Single by Lionel Richie

from the album Lionel Richie
- B-side: "Round and Round"
- Released: April 1983
- Recorded: 1982
- Genre: Soft rock, country pop
- Length: 4:08
- Label: Motown
- Songwriter: Lionel Richie
- Producers: Lionel Richie James Anthony Carmichael

Lionel Richie singles chronology
| "You Are" (1983) | "My Love" (1983) | "All Night Long (All Night)" (1983) |

Music video
- "Lionel Richie - My Love" on YouTube

= My Love (Lionel Richie song) =

"My Love" is a song by American singer-songwriter Lionel Richie. It was released in 1983 as the third and final single from his self-titled debut solo album. The song features harmony backing vocals by country music singer Kenny Rogers. It reached the top 10 on three notable Billboard magazine charts in the spring of 1983: on the Billboard Hot 100 the song peaked at No. 5; on the Adult Contemporary chart, the song spent four weeks at No. 1; and on the R&B chart, the song topped out at No. 6. "My Love" was not among Richie's more successful singles in the United Kingdom, where it only managed to reach No. 70 on the UK Singles Chart. In Canada, it peaked at No. 28 on the RPM Top 100 Singles chart.

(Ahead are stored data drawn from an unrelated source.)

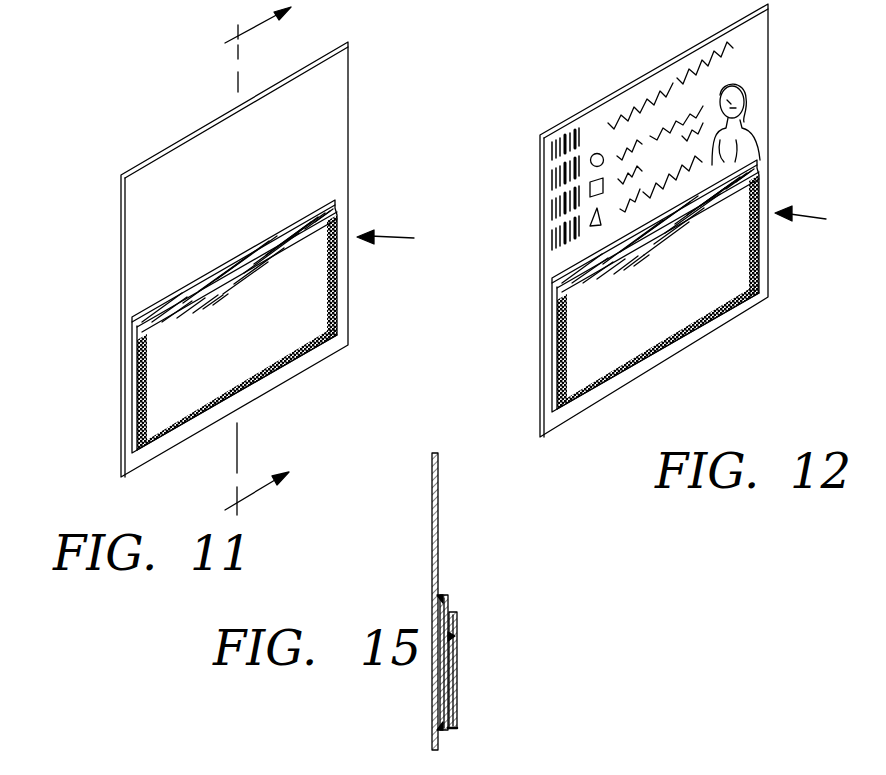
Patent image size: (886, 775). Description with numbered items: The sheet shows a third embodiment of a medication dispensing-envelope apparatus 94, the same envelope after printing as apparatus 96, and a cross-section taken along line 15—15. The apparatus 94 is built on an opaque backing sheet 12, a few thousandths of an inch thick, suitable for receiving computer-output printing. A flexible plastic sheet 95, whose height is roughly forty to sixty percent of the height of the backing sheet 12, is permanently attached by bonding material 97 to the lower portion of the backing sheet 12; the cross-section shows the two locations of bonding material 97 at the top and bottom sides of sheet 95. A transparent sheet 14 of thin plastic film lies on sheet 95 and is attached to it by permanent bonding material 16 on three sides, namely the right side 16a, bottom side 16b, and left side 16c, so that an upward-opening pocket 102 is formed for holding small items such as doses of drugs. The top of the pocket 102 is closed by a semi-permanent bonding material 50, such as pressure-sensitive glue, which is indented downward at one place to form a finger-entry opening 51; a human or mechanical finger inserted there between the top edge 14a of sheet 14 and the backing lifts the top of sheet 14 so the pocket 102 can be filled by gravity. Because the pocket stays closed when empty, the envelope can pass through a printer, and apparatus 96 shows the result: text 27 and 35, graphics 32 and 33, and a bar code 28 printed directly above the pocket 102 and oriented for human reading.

In FIG. 11, the backing sheet 12 is at (323, 137).
In FIG. 12, the backing sheet 12 is at (755, 80).
In FIG. 15, the backing sheet 12 is at (438, 490).
In FIG. 11, the transparent sheet 14 is at (177, 387).
In FIG. 12, the transparent sheet 14 is at (605, 340).
In FIG. 15, the transparent sheet 14 is at (457, 660).
In FIG. 11, the top edge 14a is at (183, 300).
In FIG. 11, the section line 15— 15 is at (277, 261).
In FIG. 11, the permanent bonding material 16 is at (337, 291).
In FIG. 11, the right side bonding 16a is at (340, 313).
In FIG. 11, the bottom side bonding 16b is at (307, 357).
In FIG. 15, the bottom side bonding 16b is at (457, 727).
In FIG. 11, the left side bonding 16c is at (147, 427).
In FIG. 12, the printed text 27 is at (688, 135).
In FIG. 12, the bar code 28 is at (552, 160).
In FIG. 12, the graphics 32 is at (596, 153).
In FIG. 12, the graphics 33 is at (738, 125).
In FIG. 12, the printed text 35 is at (665, 90).
In FIG. 11, the semi-permanent bonding material 50 is at (303, 237).
In FIG. 15, the semi-permanent bonding material 50 is at (452, 640).
In FIG. 11, the finger-entry opening 51 is at (235, 287).
In FIG. 15, the finger-entry opening 51 is at (448, 615).
In FIG. 11, the dispensing-envelope apparatus 94 is at (402, 240).
In FIG. 11, the flexible sheet 95 is at (272, 248).
In FIG. 12, the flexible sheet 95 is at (583, 270).
In FIG. 15, the flexible sheet 95 is at (446, 597).
In FIG. 12, the apparatus 96 is at (817, 221).
In FIG. 15, the bonding material 97 is at (440, 597).
In FIG. 11, the pocket 102 is at (217, 357).
In FIG. 12, the pocket 102 is at (668, 307).
In FIG. 15, the pocket 102 is at (453, 700).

Cash Box described "My Love" as being reminiscent of the Commodores' single "Easy."

A remake of the song was recorded and included on Richie's 2012 album Tuskegee, which features Kenny Chesney.

==Charts==
===Weekly charts===

| Chart (1983) | Peak position |
|---|---|
| Australia (Kent Music Report) | 88 |
| Canada RPM Adult Contemporary | 1 |
| Canada RPM Top Singles | 28 |
| UK Singles (OCC) | 70 |
| US Billboard Hot 100 | 5 |
| US Billboard Adult Contemporary | 1 |
| US Billboard R&B | 6 |
| US Cash Box Top 100 | 9 |

===Year-end charts===

| Chart (1983) | Rank |
|---|---|
| US Top Pop Singles (Billboard) | 73 |
| US Billboard Adult Contemporary | 5 |
| US Billboard R&B | 59 |
| US Cash Box | 67 |

==See also==
- List of number-one adult contemporary singles of 1983 (U.S.)